選び方1.事業承継に関わった経験が豊富である
選び方2.事業承継について幅広い知識がある
選び方3.他の専門家とも関わりがある

どの種類の専門家を選ぶときにも共通するポイントとなっています。

順番に見ていきましょう。

選び方1.事業承継に関わった経験が豊富である

専門家を選ぶ際は、今までに事業承継に関わった経験がたくさんある人を探しましょう。

経験豊富な専門家であれば、理論の面だけではなく実務的な相談にも乗ってもらえます。

もしも専門家のホームページで過去に関わった案件が見れるのなら、確認しておくべきです。

自分の会社と同じ規模の会社を担当した経験もあれば安心できます。

知識だけではなく、経験も豊富な専門家を選ぶようにしましょう。

選び方2.事業承継について幅広い知識がある

事業承継について幅広い知識がある専門家を選ぶこともポイントです。

事業承継を成功させるためには、常に複数のことを考えなければなりません。

例えば、事業承継のスケジュールを決めるのにも、法律や税金・会計、さらには経営的な視点が必要です。

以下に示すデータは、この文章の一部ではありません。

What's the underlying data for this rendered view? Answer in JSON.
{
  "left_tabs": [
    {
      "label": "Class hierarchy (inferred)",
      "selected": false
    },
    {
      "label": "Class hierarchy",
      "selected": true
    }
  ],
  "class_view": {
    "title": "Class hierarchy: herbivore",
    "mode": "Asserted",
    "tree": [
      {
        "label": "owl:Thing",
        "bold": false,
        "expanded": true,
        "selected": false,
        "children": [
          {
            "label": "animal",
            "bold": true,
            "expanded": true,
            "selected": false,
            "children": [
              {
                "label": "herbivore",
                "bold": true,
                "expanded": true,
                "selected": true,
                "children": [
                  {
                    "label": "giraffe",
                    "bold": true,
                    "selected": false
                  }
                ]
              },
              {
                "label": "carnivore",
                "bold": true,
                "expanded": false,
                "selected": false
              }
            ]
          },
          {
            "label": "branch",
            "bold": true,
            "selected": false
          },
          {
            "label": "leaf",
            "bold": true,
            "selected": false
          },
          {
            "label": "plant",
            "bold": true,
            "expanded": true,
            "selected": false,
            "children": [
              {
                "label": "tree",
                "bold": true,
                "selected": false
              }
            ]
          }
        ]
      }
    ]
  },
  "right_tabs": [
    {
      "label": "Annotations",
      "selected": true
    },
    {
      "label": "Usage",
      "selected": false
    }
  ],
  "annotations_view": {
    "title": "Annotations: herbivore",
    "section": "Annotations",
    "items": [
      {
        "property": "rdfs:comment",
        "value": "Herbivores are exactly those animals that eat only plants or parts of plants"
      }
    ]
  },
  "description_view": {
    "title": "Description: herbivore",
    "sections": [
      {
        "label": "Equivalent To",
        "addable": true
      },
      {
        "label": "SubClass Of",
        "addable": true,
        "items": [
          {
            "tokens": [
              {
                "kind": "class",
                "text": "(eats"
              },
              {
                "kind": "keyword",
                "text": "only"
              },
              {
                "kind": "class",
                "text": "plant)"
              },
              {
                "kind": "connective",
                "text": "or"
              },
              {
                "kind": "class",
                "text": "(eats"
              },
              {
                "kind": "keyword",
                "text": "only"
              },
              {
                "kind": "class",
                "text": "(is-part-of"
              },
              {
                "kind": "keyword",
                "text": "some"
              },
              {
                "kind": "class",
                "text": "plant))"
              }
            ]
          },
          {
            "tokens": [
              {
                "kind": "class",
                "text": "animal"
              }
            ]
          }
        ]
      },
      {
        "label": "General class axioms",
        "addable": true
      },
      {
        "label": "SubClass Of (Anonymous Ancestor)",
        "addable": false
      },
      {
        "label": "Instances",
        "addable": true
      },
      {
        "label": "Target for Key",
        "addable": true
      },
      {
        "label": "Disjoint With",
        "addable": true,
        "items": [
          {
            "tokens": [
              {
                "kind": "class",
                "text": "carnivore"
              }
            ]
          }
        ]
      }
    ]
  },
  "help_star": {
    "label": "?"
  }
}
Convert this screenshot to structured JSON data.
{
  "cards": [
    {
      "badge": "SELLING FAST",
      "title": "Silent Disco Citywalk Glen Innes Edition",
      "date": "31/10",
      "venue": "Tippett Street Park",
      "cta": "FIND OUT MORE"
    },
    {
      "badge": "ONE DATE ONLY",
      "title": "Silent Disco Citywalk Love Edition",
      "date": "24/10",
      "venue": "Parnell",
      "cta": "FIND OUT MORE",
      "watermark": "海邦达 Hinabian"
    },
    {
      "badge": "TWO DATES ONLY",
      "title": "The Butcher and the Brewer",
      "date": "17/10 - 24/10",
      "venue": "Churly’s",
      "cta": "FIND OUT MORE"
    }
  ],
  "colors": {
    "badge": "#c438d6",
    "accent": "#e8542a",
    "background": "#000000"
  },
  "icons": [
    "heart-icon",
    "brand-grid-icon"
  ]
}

知識をしっかり活かせている専門家に相談すれば、自分のやりたい事業承継も実現しやすくなります。

専門的な知識を持っていて、相談の際にはわかりやすく話してくれる専門家を選びましょう。

選び方3.他の専門家とも関わりがある

事業承継はさまざまな分野によって成り立っています。

例えば、法律分野や会計分野、税務分野、経営分野などです。

場合によっては、他の専門家にも相談したほうがスムーズに事業承継が進むかもしれません。

多くの専門家とつながりのある人を相談相手にすれば、あらゆる事態に対応してもらえるので安心です。

事業承継の成功のために、他の専門家への紹介も行ってくれる相談先を選びましょう。

9.まずは気楽に無料相談をしてみよう

事業継承 相談

事業承継については早めに専門家に相談することをおすすめします。

準備不足のまま、急に現経営者が経営から離れなければならなくなることもあるためです。

多くの専門家は最初の相談は無料で行っています。

また、電話相談を受け付けている場合もあるので、少し話してみてから直接行くか決めたいときは利用してみましょう。

事業承継の相談をするにあたって、できるだけ現在の状況を整理しておけばスムーズです。

整理するのは、会社の経営状況や相続することになる財産、後継者選びの状況などが挙げられます。

わかる範囲で事業承継に関係する会社の現状をまとめてから相談してください。

中小企業の事業承継の相談窓口は?

中小企業の事業承継についての相談は、事業引継ぎ相談窓口でもできます。

事業引継ぎ相談窓口では、後継者不在などによる事業存続の悩みに対して相談に乗ってもらうことが可能です。

事業引継ぎ相談窓口は、全国47都道府県にそれぞれ設置されています。

事業承継を考えているのが中小企業なら、近くの相談窓口に行ってみるのが良いでしょう。

まとめ

事業承継は、さまざまなことを考える必要があります。

会社経営をしながら自分一人で考えるのは難しいので、専門家に相談するのが良いです。

相談する相手によって得意な分野が異なるので、専門家による違いを理解して相談先を選んでください。

適切な相談先を見つけて専門家に話を聞き、円滑に事業承継を進めましょう。